Das ist alles andere als eine Absage an Salzburg. Er könnte sein Luzerner Amt im Sommer 2016 zu Ende bringen, müsste allerdings bereits die Salzburger Festspiele 2017 fertig planen. Das ist möglich, in der Intendanten-Szene sind solche Überschneidungen gang und gäbe. Auch Alexander Pereira plante sein erstes Salzburg-Jahr 2012 während seine Zürcher Ära (und Bezahlung) noch lief. Als er 1991 sein Amt antrat, kam er andererseits auch schon mit einem fertigen Saisonplan an.

Zwei junge Schweizer?

Haefliger wäre durchaus nicht der einzige Schweizer Top-Musikmanager. Der Basler Christoph Müller (1970) führt das Kammerorchester Basel als Konzertmanager zu abenteuerlichen Höhenflügen, seine Konzertreihen boomen und mit dem Menuhin Festival hat er als neuerdings geschäftsführender Intendant grosse Pläne. Und er beweist, dass ein Klassikfestival durchaus zwischen Interessen des Tourismus und einem intellektuellem Anspruch bestehen kann. Aber noch sagt Müller klar «Nein» zu Salzburg: «Ich bin kein Opernintendant und Oper macht einen Grossteil aus in Salzburg.»

Wenn nicht Salzburg, dann Luzern?

Genau wie der 38-jährige Zürcher Aviel Cahn wäre Müller ein sehr junger Salzburg-Intendant. Vielleicht wäre es auch für Cahn noch zu früh, dass seine Karriere als Opernintendant nicht bei der Vlaamse Opera in Antwerpen/Gent enden wird, ist klar. Das Haus fällt seit Cahns Amtsantritt europaweit auf. 2008 liess er verlauten, dass er nicht Pereira-Nachfolger, aber der Nachfolger des Nachfolgers werden möchte. Dann wäre er wohl reif für Salzburg. So sagt er denn auch gegenüber der «Nordwestschweiz»: «Das Amt würde mich schon reizen, aber ich denke, da bin ich noch ein schönes Stück zu jung. Da muss man vorher eine allererste Institution geleitet haben. Antwerpen ist zwar spannend, aber doch noch keine Metropole. Meine Chancen auf diesen Job wären minimal klein.»

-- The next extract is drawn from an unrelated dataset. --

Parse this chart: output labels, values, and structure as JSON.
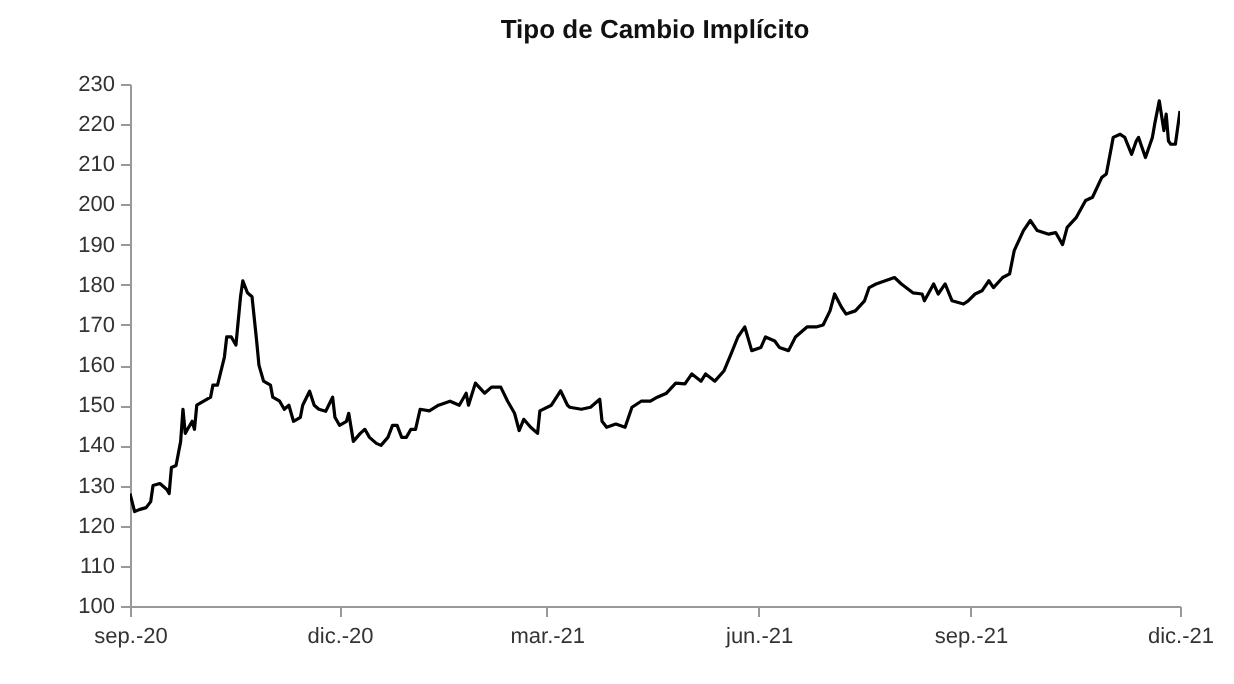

Wie auch immer: Würde Haefliger 2017 nach Salzburg (oder sonstwohin) wechseln, wären Cahn und vor allem Müller allererste Kandidaten für die Nachfolge beim Lucerne Festival. Dannzumal wird auch Numa Bischof, Intendant des Luzerner Sinfonieorchesters eine Rolle spielen. Aber das ist eine andere Geschichte.

Sollte Alexander Pereira vorzeitig entnervt den Hut nehmen, weil im Kuratorium keiner mehr hinter ihm steht, würde wohl sein Schauspielchef Sven-Eric Bechtolf vorübergehend Intendant der Festspiele werden. Auch er ist in Zürich ein alter Bekannter - nicht nur hat er mit seinen Inszenierungen die letzten Pereira-Jahre massgeblich geprägt. Er war auch im Finale um die Zürcher Schauspielhaus-Direktorium, als es darum ging, einen Nachfolger für Christoph Marthaler zu finden: Barbara Frey machte schliesslich das Rennen. Die Wege nach Salzburg führen über Zürich.